I've processed the raw data like so:

minimap2 -ax map-ont ref.fasta out.fasta > alignment.sam samtools sort alignment.sam -o alignment_sorted.sam bcftools mpileup -O b -o res.bcf -f ref.fasta alignment_sorted.sam

First I try running call without specifying ploidy, so the assumption is that all samples are diploid:

bcftools call -m -v -o variants.vcf res.bcf gives what looks like a very high quality variant that I targeted in PCR: 

POS: 431
REF: A
ALT: G
QUAL: 221 
INFO: 
DP=39;VDB=0.0741752;SGB=-0.670168;RPB=0.733099;MQB=1;MQSB=1;BQB=1;MQ0F=0;ICB=1;HOB=0.5;AC=1;AN=2;DP4=3,26,2,8;MQ=60

If I do the following, however, I get no called variants:

bcftools call -m --ploidy 1 -v -o variants.vcf res.bcf

So in the second case, by treating my samples as haploid I have no variants, whereas if I treat my samples as diploid, the variant appears. To make matters more complicated, if I do the same thing for other genes, sometimes treating samples as haploid gives high quality variants that don't appear when treating samples as diploid. I've been thinking of just taking the union of variants that both haloid and diploid give.

So my question would be: Given my experimental setup, what would the best way to run bcftools call ?

And more generally, how is it possible that treating as haploid/diploid can make the difference between high quality variants appearing or not? Is it because one raw reads file has possibly multiple allelic variants of the same gene, and the program is interpreting those as polyploidy?

pd3 commented 8 months ago

Short answer: I wouldn't use bcftools call --ploidy 1 on such data.

In the example there are 29 reads in support of the reference allele G and 10 in support of the alternate allele T (DP4=3,26,2,8). Forcing a haploid call forces the program to choose which is more likely, A or G? I am not surprised the reference allele was chosen.

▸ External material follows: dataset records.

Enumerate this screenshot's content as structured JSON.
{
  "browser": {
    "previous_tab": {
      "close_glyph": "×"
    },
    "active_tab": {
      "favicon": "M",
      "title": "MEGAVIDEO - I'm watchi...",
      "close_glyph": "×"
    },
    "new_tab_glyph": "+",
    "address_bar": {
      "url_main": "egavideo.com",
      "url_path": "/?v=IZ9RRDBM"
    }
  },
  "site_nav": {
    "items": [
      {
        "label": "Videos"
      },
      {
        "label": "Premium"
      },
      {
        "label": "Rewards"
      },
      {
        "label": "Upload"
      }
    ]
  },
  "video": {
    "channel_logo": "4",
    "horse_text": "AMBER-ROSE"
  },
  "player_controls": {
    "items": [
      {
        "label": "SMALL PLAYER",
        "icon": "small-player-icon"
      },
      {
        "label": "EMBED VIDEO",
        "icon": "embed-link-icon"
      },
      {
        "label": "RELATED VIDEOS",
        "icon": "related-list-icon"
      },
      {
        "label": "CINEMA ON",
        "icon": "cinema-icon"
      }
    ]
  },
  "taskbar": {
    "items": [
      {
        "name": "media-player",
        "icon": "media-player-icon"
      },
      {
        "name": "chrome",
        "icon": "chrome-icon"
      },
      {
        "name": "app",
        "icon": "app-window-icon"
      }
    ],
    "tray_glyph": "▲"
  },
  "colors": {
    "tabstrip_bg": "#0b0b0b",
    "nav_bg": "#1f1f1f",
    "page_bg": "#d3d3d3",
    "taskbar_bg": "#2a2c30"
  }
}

In the default calling the program still makes some strong assumptions and asks, what are the odds of sampling 29:10 reads from a diploid genome. For this specific case the odds are still high, however cases like 30:1 would be evaluated as sequencing errors more likely than A/G genotype.

The program was designed for germline variant calling. You can still use the output of mpileup and design your own model to determine whether the alternate bases should be evaluated as errors or as the real thing.